This semester I am doing a uni subject on Leisure, Disability and Arts. This is our first week and we were asked to complete an activity (The Allan G Roeher Institute, 1989). Without looking at the word count for the activity I wrote a 950 (ish) word reflection which I'm sharing below. After writing it I realised we had been given a word limit of 250-300 words. Rather than waste what I had written I decided to share the full reflection here.
Leisure for me is about feeling safe and relaxed and it’s important that what I’m doing makes me feel connected either to others or to something bigger than myself through a greater sense of purpose.
The most important thing about leisure for me is a sense of purpose. I feel disconnected from a sense of identity without feeling like I’m connected to others through something I am passionate about. I easily become bored with activities that I cannot find this kind of connection in.
Things like watching TV are more about disconnecting than connecting for me. They can help me to recharge, or fill in the loneliness or emptiness around me with background noise. This leads into my second and third highest needs which are to "be totally involved in something" and to "have others around" (The Allan G Roeher Institute, p.13). The fact I really enjoy being totally immersed in what I’m doing can sometimes be at odds with my desire to be around others because I can zone out and lose track of what people are saying or doing around me pretty easily. This isn’t because I am uninterested but I am not always able to attend to a whole lot of different things around me at once. I like to do things well, and to not have to focus on a bunch of things I need to get just right in order to be okay and be accepted.
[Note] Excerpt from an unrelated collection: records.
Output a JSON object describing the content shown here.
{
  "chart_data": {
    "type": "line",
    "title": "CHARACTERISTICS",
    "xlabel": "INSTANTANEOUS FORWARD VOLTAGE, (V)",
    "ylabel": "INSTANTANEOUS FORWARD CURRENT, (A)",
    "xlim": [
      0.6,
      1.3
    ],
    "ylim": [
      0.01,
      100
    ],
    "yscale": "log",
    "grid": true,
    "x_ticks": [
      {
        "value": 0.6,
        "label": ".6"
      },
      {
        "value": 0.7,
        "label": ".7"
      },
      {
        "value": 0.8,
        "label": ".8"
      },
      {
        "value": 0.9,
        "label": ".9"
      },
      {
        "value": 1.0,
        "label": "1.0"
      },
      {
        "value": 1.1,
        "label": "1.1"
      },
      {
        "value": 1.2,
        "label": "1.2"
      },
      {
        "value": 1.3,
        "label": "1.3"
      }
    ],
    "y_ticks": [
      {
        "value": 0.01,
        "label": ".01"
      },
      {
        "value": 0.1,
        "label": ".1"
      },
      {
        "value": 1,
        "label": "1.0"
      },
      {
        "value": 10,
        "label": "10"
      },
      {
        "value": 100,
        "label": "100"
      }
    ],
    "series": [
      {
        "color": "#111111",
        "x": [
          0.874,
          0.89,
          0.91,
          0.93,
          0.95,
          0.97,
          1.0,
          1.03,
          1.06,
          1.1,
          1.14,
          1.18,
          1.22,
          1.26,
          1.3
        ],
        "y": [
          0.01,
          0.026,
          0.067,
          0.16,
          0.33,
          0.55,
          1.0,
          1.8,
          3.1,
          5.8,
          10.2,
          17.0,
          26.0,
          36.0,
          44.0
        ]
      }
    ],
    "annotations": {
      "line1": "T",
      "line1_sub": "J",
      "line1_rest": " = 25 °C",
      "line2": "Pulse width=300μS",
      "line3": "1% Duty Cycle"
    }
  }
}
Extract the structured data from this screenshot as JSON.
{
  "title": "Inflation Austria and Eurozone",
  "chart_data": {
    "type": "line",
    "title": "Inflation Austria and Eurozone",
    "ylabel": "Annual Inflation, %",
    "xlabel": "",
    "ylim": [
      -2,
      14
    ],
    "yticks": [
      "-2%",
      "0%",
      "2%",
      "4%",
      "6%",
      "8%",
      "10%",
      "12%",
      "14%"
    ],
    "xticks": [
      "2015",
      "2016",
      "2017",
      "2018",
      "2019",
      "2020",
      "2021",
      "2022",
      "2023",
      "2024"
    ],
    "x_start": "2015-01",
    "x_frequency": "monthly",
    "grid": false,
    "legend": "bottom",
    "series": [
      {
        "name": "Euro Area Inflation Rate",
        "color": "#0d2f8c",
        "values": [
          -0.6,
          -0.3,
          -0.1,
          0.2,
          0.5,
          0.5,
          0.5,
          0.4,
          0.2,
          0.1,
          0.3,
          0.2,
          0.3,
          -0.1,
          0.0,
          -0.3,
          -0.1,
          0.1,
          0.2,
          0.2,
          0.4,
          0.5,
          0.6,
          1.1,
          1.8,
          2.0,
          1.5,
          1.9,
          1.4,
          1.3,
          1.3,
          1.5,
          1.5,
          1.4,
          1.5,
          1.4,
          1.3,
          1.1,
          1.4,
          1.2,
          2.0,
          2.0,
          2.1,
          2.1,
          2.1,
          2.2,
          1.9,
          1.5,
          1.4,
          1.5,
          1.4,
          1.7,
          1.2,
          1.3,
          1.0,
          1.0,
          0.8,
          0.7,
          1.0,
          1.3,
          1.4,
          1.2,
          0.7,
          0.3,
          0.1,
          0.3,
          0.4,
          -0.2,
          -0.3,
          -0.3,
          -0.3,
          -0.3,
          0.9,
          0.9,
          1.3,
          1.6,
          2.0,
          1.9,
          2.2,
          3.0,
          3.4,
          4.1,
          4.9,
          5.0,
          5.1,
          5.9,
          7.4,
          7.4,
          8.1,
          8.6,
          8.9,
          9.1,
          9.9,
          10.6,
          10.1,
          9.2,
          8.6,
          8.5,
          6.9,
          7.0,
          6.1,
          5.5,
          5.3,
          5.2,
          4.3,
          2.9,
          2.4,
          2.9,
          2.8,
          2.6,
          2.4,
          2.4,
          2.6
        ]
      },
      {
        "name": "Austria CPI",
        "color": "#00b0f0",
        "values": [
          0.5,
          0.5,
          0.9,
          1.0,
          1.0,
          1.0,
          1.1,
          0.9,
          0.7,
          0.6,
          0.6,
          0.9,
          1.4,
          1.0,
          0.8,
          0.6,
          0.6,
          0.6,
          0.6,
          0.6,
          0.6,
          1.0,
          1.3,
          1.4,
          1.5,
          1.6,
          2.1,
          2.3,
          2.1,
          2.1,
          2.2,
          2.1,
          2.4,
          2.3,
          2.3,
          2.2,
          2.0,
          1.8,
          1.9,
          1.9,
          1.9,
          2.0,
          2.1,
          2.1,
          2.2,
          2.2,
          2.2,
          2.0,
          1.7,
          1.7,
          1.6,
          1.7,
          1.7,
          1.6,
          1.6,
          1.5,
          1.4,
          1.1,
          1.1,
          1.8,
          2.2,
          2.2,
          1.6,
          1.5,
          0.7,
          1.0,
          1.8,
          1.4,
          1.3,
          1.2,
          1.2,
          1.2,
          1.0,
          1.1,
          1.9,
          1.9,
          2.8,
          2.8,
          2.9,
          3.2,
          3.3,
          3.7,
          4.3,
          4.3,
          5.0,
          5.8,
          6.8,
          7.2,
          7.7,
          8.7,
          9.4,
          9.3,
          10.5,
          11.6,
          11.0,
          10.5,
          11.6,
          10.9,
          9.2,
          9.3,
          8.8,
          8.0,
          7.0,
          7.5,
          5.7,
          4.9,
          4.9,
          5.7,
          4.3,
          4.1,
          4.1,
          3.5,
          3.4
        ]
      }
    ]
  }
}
I often experience a kind of inner conflict between my desire to spend time with others and the need to spend time alone to recharge. While I spend a lot of time alone, a lot of that is to be able to cope well with spending time with others. I only have a finite amount of energy and concentration to give and executive functioning issues related to my being Autistic mean that I can deplete this energy and exceed the number of things I can concentrate on a lot more quickly than others are usually willing to believe.
When spending time with others in a recreational or leisure kind of setting I need to feel like I’m not just in the presence of others but am actually connected to them. That connection also needs to be secure enough that I don’t feel like I’m only one mistake or awkward moment away from the connection being broken.
The other leisure needs from the activity that I most related to were:
- "Do something meaningful to me"
- "Make and carry out plans"
- "Be creative"
- "Share interests with others"
- "Try my own methods of doing things"
- "Be respected"
- "Feel confident" (The Allan G Roeher Institute, pp.13-14)
Before completing the activity I was aware that I wasn’t really feeling fulfilled and the activity was useful in help me better understand what I feel and to be able describe that experience. In the past few months I have been trying to identify the source of the perpetual sense of loneliness and isolation that I experience. Those around me tend to either think that either:
- It’s my own fault for not making the most of every possible 'social' activity regardless of how inconvenient or impractical it is or how exhausted I am;
- That being lonely is not an acceptable response to my life circumstances and therefore I must be mentally ill and should just do to a doctor and get prescribed anti-depressants so I can stop bothering people, or;
- That being disconnected is an unavoidable consequence of being Autistic that I should just stop complaining about and move on from.
What I had identified from my reflections (prior to this activity) was that my sense of isolation sensed less from not spending enough time with people but a lack of a sense of purpose and that for me it was important to me to be connected to both things simultaneously. That is to be spending time with others where we are talking about or doing activities related to things that I care about. I have a strong sense of justice, and a strong dislike of people not accepting others or listening to them. This means that the activities that give me this sense of purpose don’t necessarily need to be overly impressive, but instead need to lead to people around me feeling connected and valued.
This knowledge is leading me to reassess my life circumstances, and the things that I consider to make my life fulfilled and successful. This activity, and more broadly the sense of theme in this week’s readings and lecture reminded me of a presentation I went to in September last year at the Asia Pacific Autism Conference in Brisbane. Dr. Peter Vermeulen (2015) from Belgium is interested in the topic of Autism and happiness. In his presentation he questioned the validity of the measures we typically use to assess quality of life with relation to Autistic individuals. He felt that the most important factor was the person’s well-being, which includes their own perception and experience of happiness, and that it was short sighted to only assess quality of life using indicators such as living independently and having a job. He suggested that it was entirely possible, and even likely, that an adult with Asperger’s who works in a relatively mundane job (which poorly matches their technical skills and intellect), lives independently and has been to university but does not feel fulfilled or meaningfully connected may actually experience a much lower quality of life than an Autistic individual with an intellectual disability who lives in a group home and very much enjoys their day option activities. Whilst this example is specific to Autism, I expect that it is also relevant to other disability groups and the broader community.
The Allan G Roeher Institute (1989). Leisure Connections. Ontario. The Allan G Roeher Institute.
Vermeulen, P. (Presenter). (2015, September 10). The Outcome of ASD in Adulthood: Time to Make a U-turn in Our Approach and Focus on Well-Being as a Desired Outcome. Asia Pacific Autism Conference.